Given mass \( m = 4 \) kg.
\[ \vec{F} = (4t^3 \hat{i} - 3t \hat{j}) \]
Using Newton’s second law:
\[ \vec{a} = \frac{\vec{F}}{m} \]
\[ \vec{a} = \left(t^3 \hat{i} - \frac{3}{4}t \hat{j}\right) \]
Velocity is integral of acceleration:
\[ \vec{v} = \int \vec{a} \, dt \]
\[ v_x = \int t^3 dt = \frac{t^4}{4} \]
\[ v_y = \int -\frac{3}{4}t dt = -\frac{3}{8}t^2 \]
At \( t = 2 \):
\[ v_x = \frac{16}{4} = 4 \]
\[ v_y = -\frac{3}{8} \times 4 = -\frac{3}{2} \]
\[ \vec{v} = 4\hat{i} - \frac{3}{2}\hat{j} \]
Position is integral of velocity:
\[ x = \int \frac{t^4}{4} dt = \frac{t^5}{20} \]
\[ y = \int -\frac{3}{8}t^2 dt = -\frac{t^3}{8} \]
At \( t = 2 \):
\[ x = \frac{32}{20} = \frac{8}{5} \]
\[ y = -\frac{8}{8} = -1 \]
\[ \vec{r} = \frac{8}{5}\hat{i} - \hat{j} \]
Therefore correct answer is (C).
When force depends on time, acceleration also becomes time dependent. Newton’s second law in vector form is:
\[ \vec{F} = m\vec{a} \]
If force varies with time, we must integrate acceleration to obtain velocity and integrate velocity to obtain position. Initial conditions are extremely important.
For vector motion:
\[ \vec{a} = a_x \hat{i} + a_y \hat{j} \]

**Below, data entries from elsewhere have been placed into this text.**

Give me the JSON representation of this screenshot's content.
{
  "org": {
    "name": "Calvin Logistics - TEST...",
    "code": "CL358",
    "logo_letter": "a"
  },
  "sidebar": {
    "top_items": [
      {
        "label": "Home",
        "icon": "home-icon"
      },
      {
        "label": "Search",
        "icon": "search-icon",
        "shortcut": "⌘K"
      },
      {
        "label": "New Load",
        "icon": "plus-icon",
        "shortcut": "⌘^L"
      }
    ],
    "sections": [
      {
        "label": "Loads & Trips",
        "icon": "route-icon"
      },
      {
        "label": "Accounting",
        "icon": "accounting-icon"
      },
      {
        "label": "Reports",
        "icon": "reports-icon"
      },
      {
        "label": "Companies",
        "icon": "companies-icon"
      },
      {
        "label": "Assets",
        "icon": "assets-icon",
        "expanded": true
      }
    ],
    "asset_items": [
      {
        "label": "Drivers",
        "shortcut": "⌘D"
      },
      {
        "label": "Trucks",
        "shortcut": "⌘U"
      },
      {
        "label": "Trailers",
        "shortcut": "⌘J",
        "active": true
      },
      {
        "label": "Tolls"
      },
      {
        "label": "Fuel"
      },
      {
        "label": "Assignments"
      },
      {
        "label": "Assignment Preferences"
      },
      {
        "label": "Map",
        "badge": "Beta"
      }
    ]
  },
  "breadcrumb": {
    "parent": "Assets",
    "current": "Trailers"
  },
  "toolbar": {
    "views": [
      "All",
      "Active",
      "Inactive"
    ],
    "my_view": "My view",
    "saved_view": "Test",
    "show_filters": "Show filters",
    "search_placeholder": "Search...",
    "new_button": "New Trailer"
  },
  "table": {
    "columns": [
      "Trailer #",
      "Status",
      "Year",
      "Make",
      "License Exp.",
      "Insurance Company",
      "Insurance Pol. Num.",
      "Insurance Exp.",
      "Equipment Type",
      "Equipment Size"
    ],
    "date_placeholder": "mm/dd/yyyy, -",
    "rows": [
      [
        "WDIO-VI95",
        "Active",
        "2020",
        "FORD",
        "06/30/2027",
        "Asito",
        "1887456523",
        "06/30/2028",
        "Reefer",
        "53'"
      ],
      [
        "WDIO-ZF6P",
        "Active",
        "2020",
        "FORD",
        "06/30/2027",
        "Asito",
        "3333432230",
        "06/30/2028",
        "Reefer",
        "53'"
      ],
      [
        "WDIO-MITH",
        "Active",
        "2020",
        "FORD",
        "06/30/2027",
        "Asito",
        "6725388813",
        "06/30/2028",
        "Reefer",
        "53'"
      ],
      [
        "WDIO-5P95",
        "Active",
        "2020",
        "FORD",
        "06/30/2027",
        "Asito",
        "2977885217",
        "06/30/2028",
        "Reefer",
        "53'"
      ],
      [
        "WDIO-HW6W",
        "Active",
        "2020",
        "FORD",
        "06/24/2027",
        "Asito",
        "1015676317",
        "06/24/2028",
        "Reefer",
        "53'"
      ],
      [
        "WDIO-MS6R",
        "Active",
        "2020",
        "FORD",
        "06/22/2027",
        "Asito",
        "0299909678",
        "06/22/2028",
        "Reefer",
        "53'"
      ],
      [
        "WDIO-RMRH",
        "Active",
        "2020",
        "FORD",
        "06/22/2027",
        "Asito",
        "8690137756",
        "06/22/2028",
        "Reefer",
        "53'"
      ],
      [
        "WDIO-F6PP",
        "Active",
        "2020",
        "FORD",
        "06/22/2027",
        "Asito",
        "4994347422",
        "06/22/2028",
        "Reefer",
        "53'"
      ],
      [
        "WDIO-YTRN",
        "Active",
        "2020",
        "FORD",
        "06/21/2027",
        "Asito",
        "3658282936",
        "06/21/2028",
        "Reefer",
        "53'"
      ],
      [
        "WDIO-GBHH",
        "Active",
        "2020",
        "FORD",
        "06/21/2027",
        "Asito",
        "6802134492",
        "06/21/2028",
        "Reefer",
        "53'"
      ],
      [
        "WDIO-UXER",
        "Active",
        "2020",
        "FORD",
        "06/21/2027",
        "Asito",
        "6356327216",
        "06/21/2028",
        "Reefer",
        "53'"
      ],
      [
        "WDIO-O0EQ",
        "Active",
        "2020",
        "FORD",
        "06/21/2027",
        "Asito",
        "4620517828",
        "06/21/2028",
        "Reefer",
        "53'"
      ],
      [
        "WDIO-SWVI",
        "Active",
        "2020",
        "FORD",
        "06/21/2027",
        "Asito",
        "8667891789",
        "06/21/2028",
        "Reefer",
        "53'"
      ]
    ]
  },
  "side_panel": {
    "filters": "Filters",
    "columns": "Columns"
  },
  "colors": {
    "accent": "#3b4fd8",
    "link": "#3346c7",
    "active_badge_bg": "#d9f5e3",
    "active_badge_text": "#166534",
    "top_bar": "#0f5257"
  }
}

Each component is treated independently.
Velocity:
\[ \vec{v} = \int \vec{a} dt \]
Position:
\[ \vec{r} = \int \vec{v} dt \]
This topic connects calculus with mechanics and is highly important for JEE Main and Advanced. Many students forget to divide force by mass before integrating.
Common mistakes:
• Not dividing by mass
• Missing integration constants
• Arithmetic errors in powers
• Confusing vector components
This concept is foundation for advanced mechanics problems including variable force fields and motion in electric fields.